Francis Gidney, o “homem-rapaz”.
Gidney começou um dos primeiros grupos de Escoteiros
na Inglaterra, em 1908, aos 16 anos. Terminou os estudos na Universidade de
Cambridge em 1914, tendo-se voluntariado para a Guerra Mundial que tinha
começado. Foi enviado para França, onde foi promovido ao posto de capitão, mas
foi ferido com gravidade em combate e regressou a Inglaterra antes do
Armistício. A sua escolha para Chefe de Campo em Gilwell deveu-se muito à sua
personalidade jovem e divertida, e ao seu transbordante entusiasmo pelo Escotismo,
enfim, um autêntico “homem-rapaz”, como B-P o descrevia. O seu fascínio por subir
em árvores, construir cabanas de madeira, fazer representações teatrais e
truques com facas e machados nos fogos de conselho, dava a Gilwell o ambiente
de “escotismo em ação” com que B-P sonhava. Todos os que passavam em Gilwell
sentiam uma adoração por Gidney. Colaborou ainda com James West, nos Estados
Unidos, na elaboração dos cursos de Insígnia de Madeira dos Boy Scouts of
America. Algumas desavenças com a direção da associação escotista levaram-no a
abandonar Gilwell, em 1923, e, passados cinco anos, acabou por falecer devido
ao agravamento dos ferimentos de guerra, aos 38 anos.

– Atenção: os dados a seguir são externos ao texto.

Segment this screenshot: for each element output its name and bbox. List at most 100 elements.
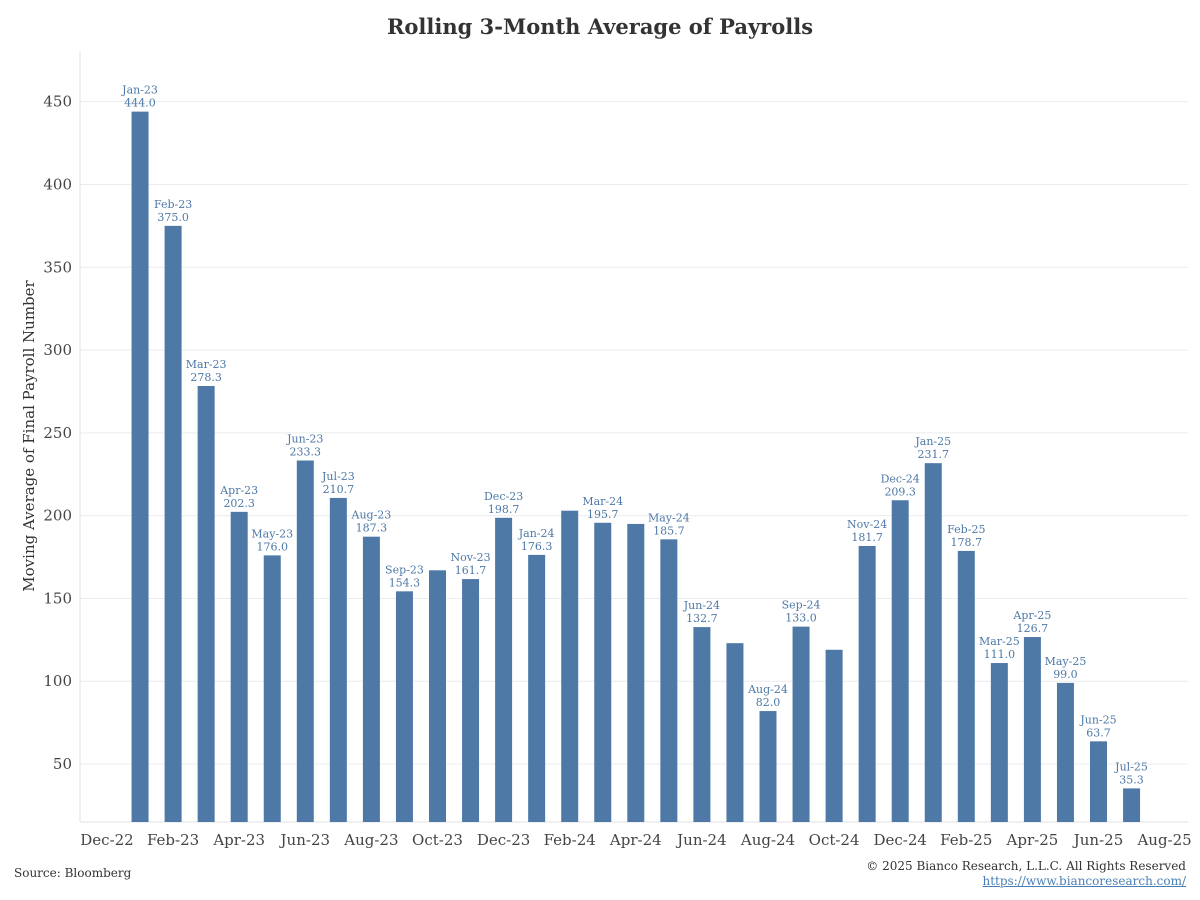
data-label-value: 82.0 <box>756 696 781 709</box>
data-label-category: Mar-24 <box>582 495 623 508</box>
bar-feb-24 <box>561 510 579 822</box>
bar-feb-25 <box>957 550 975 822</box>
bar-aug-23 <box>362 536 380 822</box>
bar-jul-23 <box>329 497 347 822</box>
bar-apr-24 <box>627 523 645 822</box>
data-label-value: 161.7 <box>455 564 487 577</box>
data-label-category: Mar-25 <box>979 635 1020 648</box>
x-tick-label: Feb-24 <box>544 831 596 849</box>
data-label-value: 176.0 <box>257 540 289 553</box>
bar-jun-23 <box>296 460 314 822</box>
y-tick-label: 50 <box>53 755 72 773</box>
data-label-category: Jan-23 <box>121 84 158 97</box>
data-label-category: May-24 <box>648 511 690 524</box>
x-tick-label: Aug-23 <box>343 831 398 849</box>
data-label-value: 231.7 <box>918 448 950 461</box>
data-label-category: Nov-24 <box>847 518 887 531</box>
data-label-category: Dec-23 <box>484 490 523 503</box>
data-label-value: 210.7 <box>323 483 355 496</box>
x-tick-label: Aug-24 <box>740 831 795 849</box>
data-label-category: Jun-25 <box>1079 713 1116 726</box>
y-tick-label: 250 <box>43 424 72 442</box>
bar-sep-24 <box>792 626 810 822</box>
bar-nov-24 <box>858 545 876 822</box>
bar-dec-24 <box>891 500 909 822</box>
data-label-value: 35.3 <box>1119 773 1144 786</box>
x-tick-label: Apr-23 <box>212 831 265 849</box>
data-label-value: 278.3 <box>190 371 222 384</box>
x-tick-label: Oct-24 <box>809 831 860 849</box>
x-tick-label: Feb-23 <box>147 831 199 849</box>
bar-feb-23 <box>164 225 182 822</box>
data-label-value: 154.3 <box>389 576 421 589</box>
data-label-category: Jul-25 <box>1114 760 1148 773</box>
y-tick-label: 100 <box>43 672 72 690</box>
data-label-value: 233.3 <box>290 446 322 459</box>
data-label-value: 133.0 <box>785 612 817 625</box>
data-labels: Jan-23444.0Feb-23375.0Mar-23278.3Apr-232… <box>121 84 1148 787</box>
bar-dec-23 <box>495 517 513 822</box>
copyright-note: © 2025 Bianco Research, L.L.C. All Right… <box>866 859 1186 873</box>
x-tick-label: Aug-25 <box>1136 831 1191 849</box>
bar-sep-23 <box>395 591 413 822</box>
bar-oct-23 <box>429 570 446 822</box>
bar-mar-23 <box>197 385 215 822</box>
x-tick-label: Apr-24 <box>609 831 662 849</box>
data-label-value: 99.0 <box>1053 668 1078 681</box>
x-tick-label: Dec-24 <box>873 831 926 849</box>
data-label-category: Dec-24 <box>881 472 920 485</box>
data-label-value: 111.0 <box>984 648 1016 661</box>
bar-apr-25 <box>1023 637 1041 822</box>
y-tick-label: 150 <box>43 589 72 607</box>
y-axis-label: Moving Average of Final Payroll Number <box>20 279 38 591</box>
y-tick-label: 400 <box>43 175 72 193</box>
data-label-category: Aug-23 <box>351 509 392 522</box>
data-label-category: Jun-24 <box>683 599 720 612</box>
website-link[interactable]: https://www.biancoresearch.com/ <box>982 874 1186 888</box>
data-label-value: 178.7 <box>951 536 983 549</box>
x-tick-label: Feb-25 <box>940 831 992 849</box>
bar-jan-24 <box>528 554 546 822</box>
data-label-category: Feb-23 <box>154 198 192 211</box>
data-label-value: 444.0 <box>124 97 156 110</box>
bars <box>131 111 1141 822</box>
x-tick-label: Jun-23 <box>279 831 331 849</box>
data-label-value: 375.0 <box>157 211 189 224</box>
data-label-value: 187.3 <box>356 522 388 535</box>
data-label-value: 195.7 <box>587 508 619 521</box>
data-label-category: Apr-25 <box>1012 609 1051 622</box>
data-label-category: Jun-23 <box>286 433 323 446</box>
x-tick-label: Dec-23 <box>477 831 530 849</box>
source-note: Source: Bloomberg <box>14 866 132 880</box>
data-label-category: May-25 <box>1045 655 1087 668</box>
data-label-value: 132.7 <box>686 612 718 625</box>
bar-jul-25 <box>1123 788 1141 822</box>
bar-jun-24 <box>693 627 711 822</box>
data-label-value: 181.7 <box>851 531 883 544</box>
bar-may-24 <box>660 539 678 822</box>
x-axis-ticks: Dec-22 Feb-23 Apr-23 Jun-23 Aug-23 Oct-23 Dec-… <box>80 831 1191 849</box>
bar-jul-24 <box>726 643 744 822</box>
bar-aug-24 <box>759 711 777 822</box>
data-label-category: Jan-24 <box>518 527 555 540</box>
bar-jan-25 <box>924 463 942 822</box>
x-tick-label: Jun-25 <box>1072 831 1124 849</box>
data-label-category: May-23 <box>251 527 293 540</box>
data-label-value: 198.7 <box>488 503 520 516</box>
data-label-value: 126.7 <box>1017 622 1049 635</box>
data-label-category: Jul-23 <box>321 470 355 483</box>
data-label-category: Sep-23 <box>385 563 424 576</box>
data-label-value: 63.7 <box>1086 726 1111 739</box>
x-tick-label: Apr-25 <box>1006 831 1059 849</box>
data-label-value: 185.7 <box>653 524 685 537</box>
data-label-value: 209.3 <box>884 485 916 498</box>
x-tick-label: Dec-22 <box>80 831 133 849</box>
x-tick-label: Oct-23 <box>412 831 463 849</box>
bar-mar-24 <box>594 522 612 822</box>
bar-jun-25 <box>1090 741 1107 822</box>
data-label-value: 202.3 <box>223 497 255 510</box>
x-tick-label: Jun-24 <box>675 831 727 849</box>
y-tick-label: 350 <box>43 258 72 276</box>
data-label-category: Apr-23 <box>219 484 258 497</box>
data-label-category: Nov-23 <box>450 551 490 564</box>
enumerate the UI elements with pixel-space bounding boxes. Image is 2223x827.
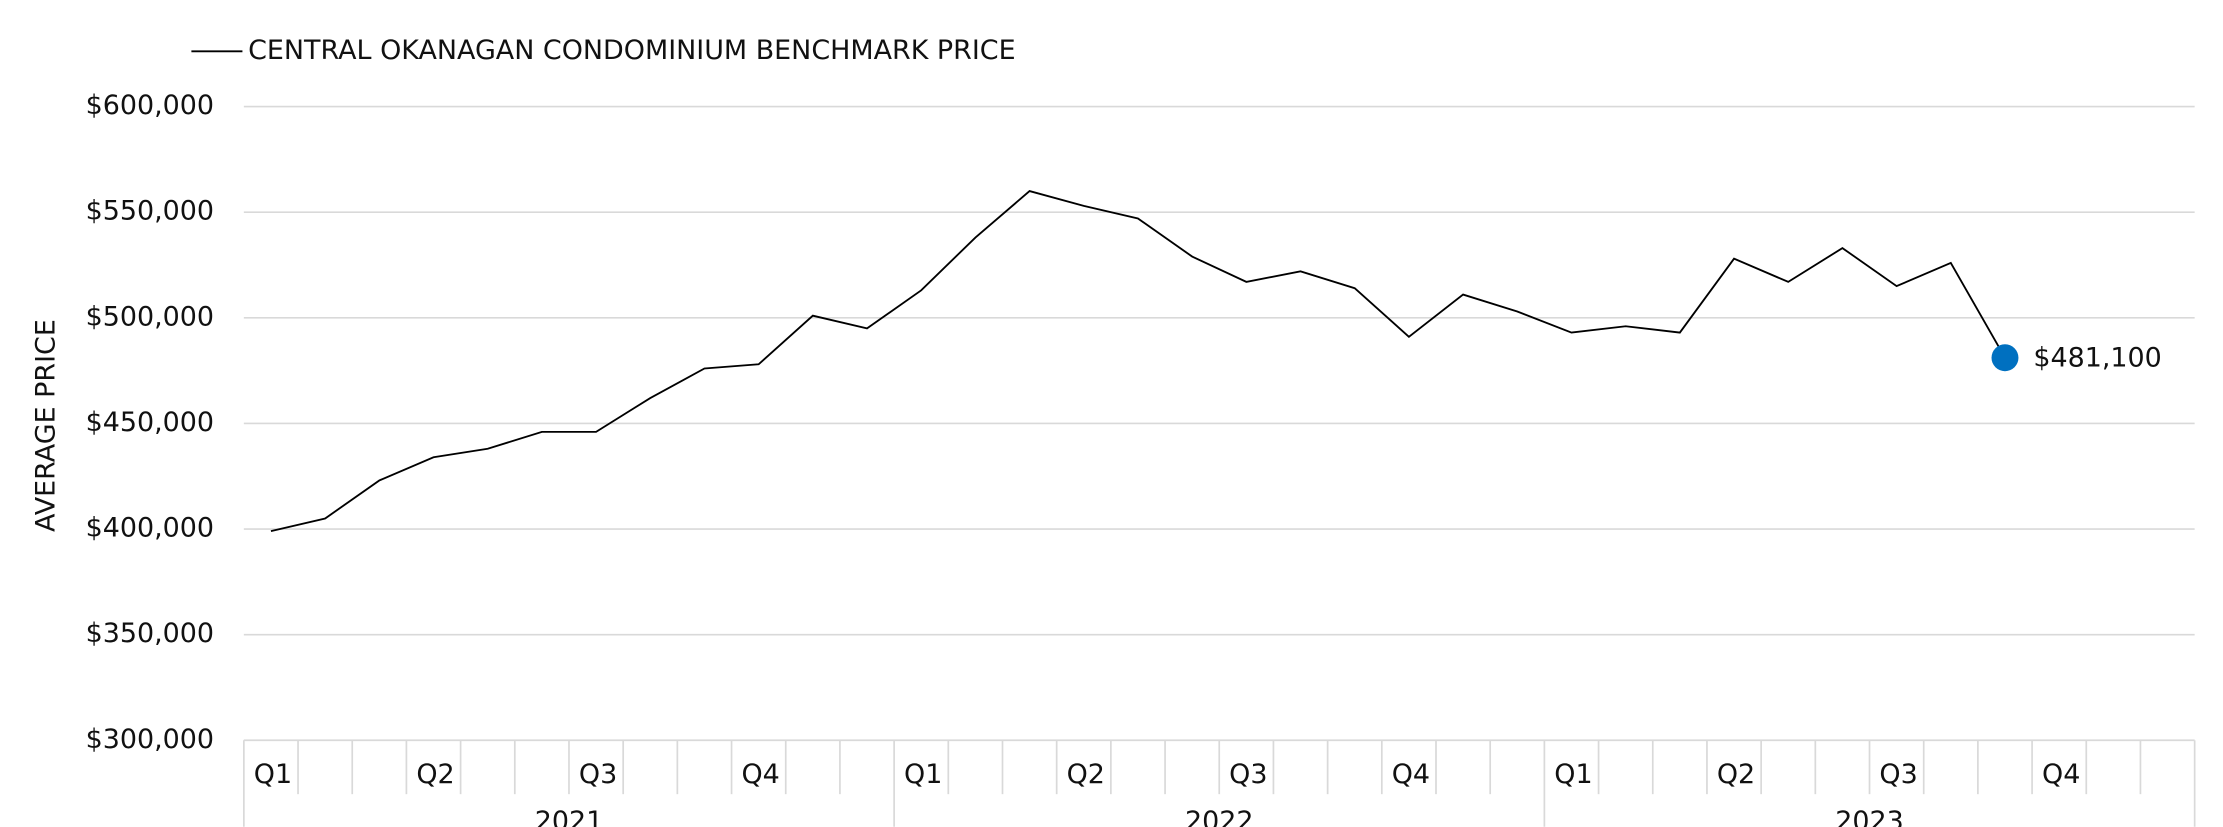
x-group-label: 2021	[535, 806, 604, 827]
x-group-label: 2023	[1835, 806, 1904, 827]
x-tick-label: Q3	[1879, 759, 1917, 790]
y-tick-label: $550,000	[86, 196, 214, 227]
y-tick-label: $300,000	[86, 724, 214, 755]
y-tick-label: $600,000	[86, 90, 214, 121]
x-group-label: 2022	[1185, 806, 1254, 827]
x-tick-label: Q1	[904, 759, 942, 790]
x-tick-label: Q2	[1067, 759, 1105, 790]
x-tick-label: Q2	[1717, 759, 1755, 790]
x-tick-label: Q1	[254, 759, 292, 790]
y-tick-label: $400,000	[86, 513, 214, 544]
y-axis-label: AVERAGE PRICE	[30, 319, 61, 532]
highlight-point	[1991, 344, 2019, 372]
x-tick-label: Q2	[416, 759, 454, 790]
x-tick-label: Q1	[1554, 759, 1592, 790]
y-tick-label: $500,000	[86, 301, 214, 332]
x-tick-label: Q4	[2042, 759, 2080, 790]
x-tick-label: Q3	[579, 759, 617, 790]
data-label: $481,100	[2033, 343, 2161, 374]
x-tick-label: Q4	[741, 759, 779, 790]
y-tick-label: $350,000	[86, 618, 214, 649]
x-tick-label: Q4	[1392, 759, 1430, 790]
y-tick-label: $450,000	[86, 407, 214, 438]
legend-label: CENTRAL OKANAGAN CONDOMINIUM BENCHMARK P…	[248, 35, 1016, 66]
data-line	[270, 190, 2006, 533]
x-tick-label: Q3	[1229, 759, 1267, 790]
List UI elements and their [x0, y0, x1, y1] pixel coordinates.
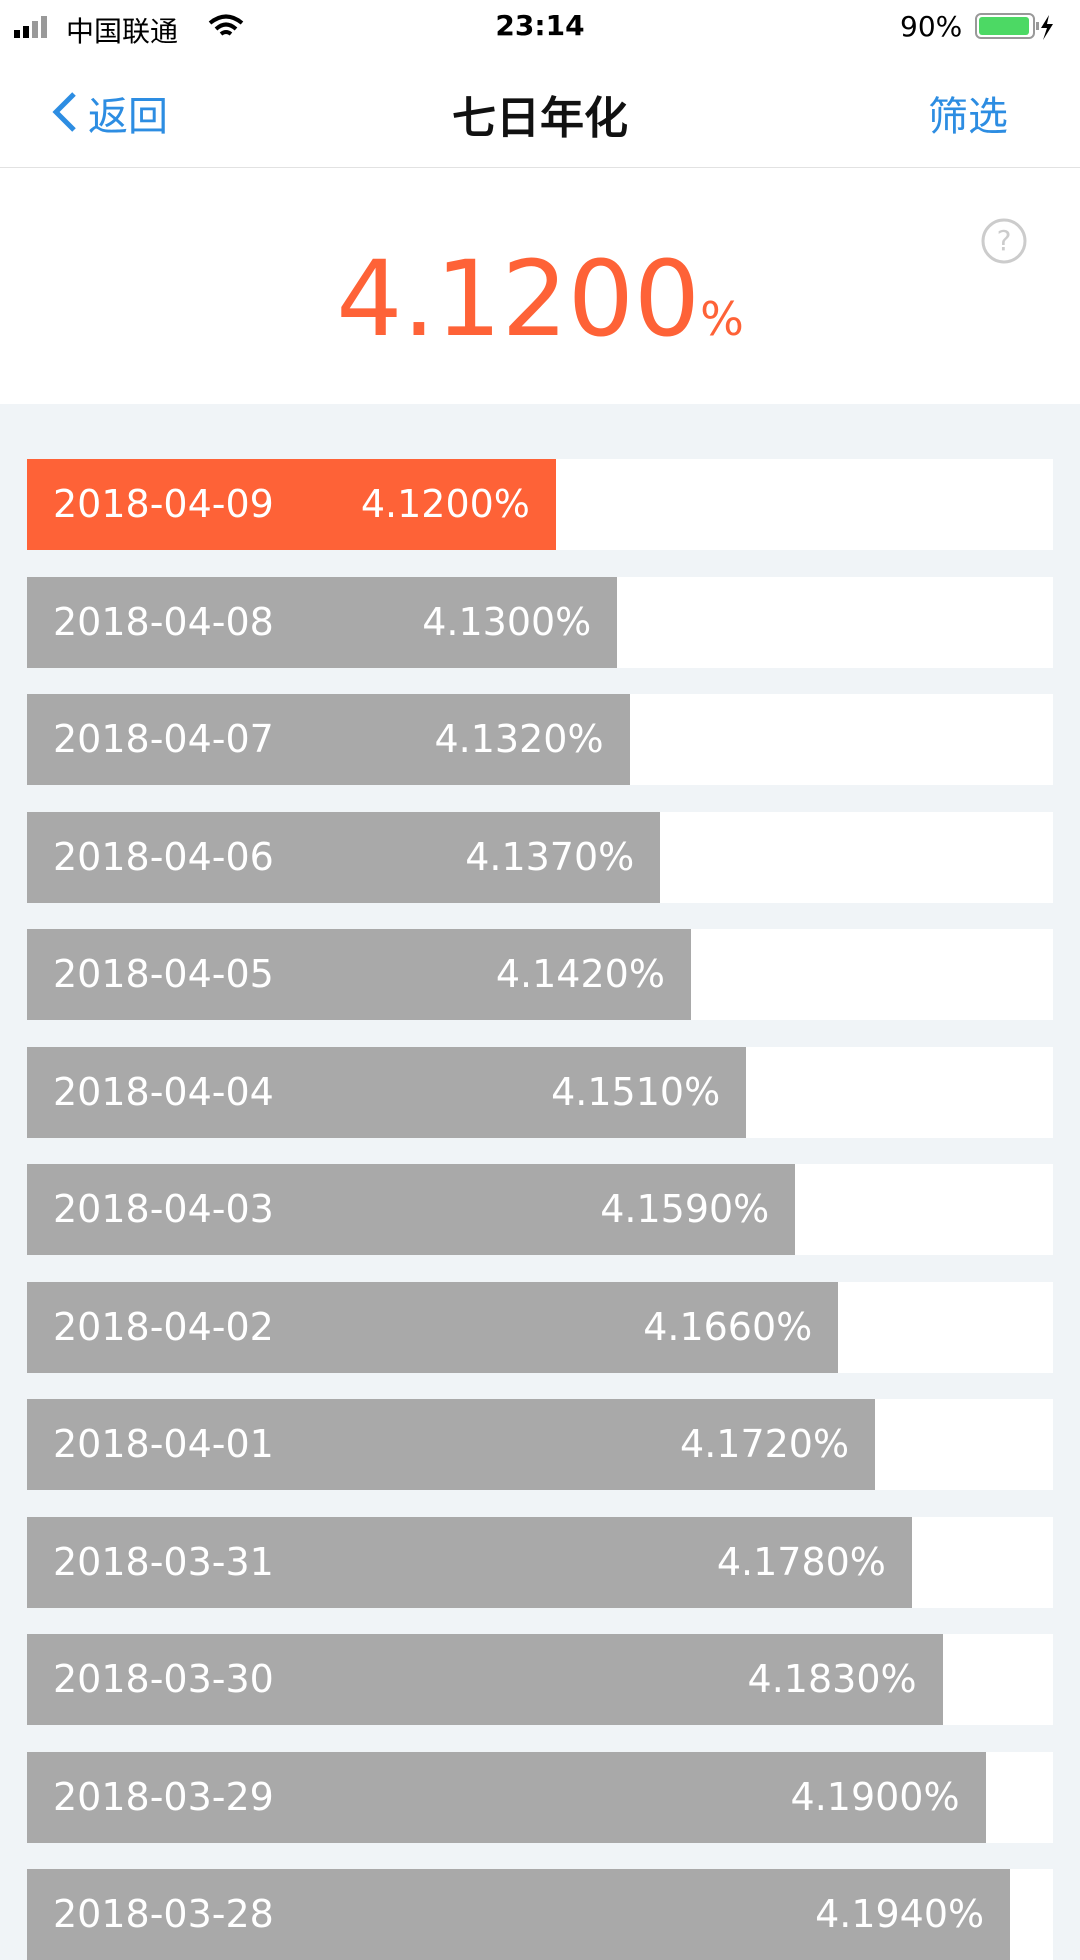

Gidney não foi “apenas” o primeiro a dirigir um
curso de Insígnia de Madeira. Foi ele que criou o 1º Grupo de Gilwell para os
portadores da Insígnia de Madeira, bem como o lenço de Gilwell e o modelo das
Reuniões de Gilwell que ainda hoje se realizam. Usando o pseudónimo “Gilcraft”,
ele e outros dirigentes escreveram uma longa série de artigos nas publicações
escoteiras oficiais, tendo posteriormente editado vários livros na famosa
“Série Gilcraft”, começando com um primeiro da sua autoria, “Spare Time
Activities”. Foi ele que inventou o termo “woggle” para a anilha de Gilwell,
que hoje é usado no mundo inteiro para as anilhas que usamos no lenço. O
machado cravado num tronco, símbolo do Parque de Gilwell, foi escolha sua. Em
sua honra, foi construída uma cabana no parque, com o seu nome, ainda hoje
usada.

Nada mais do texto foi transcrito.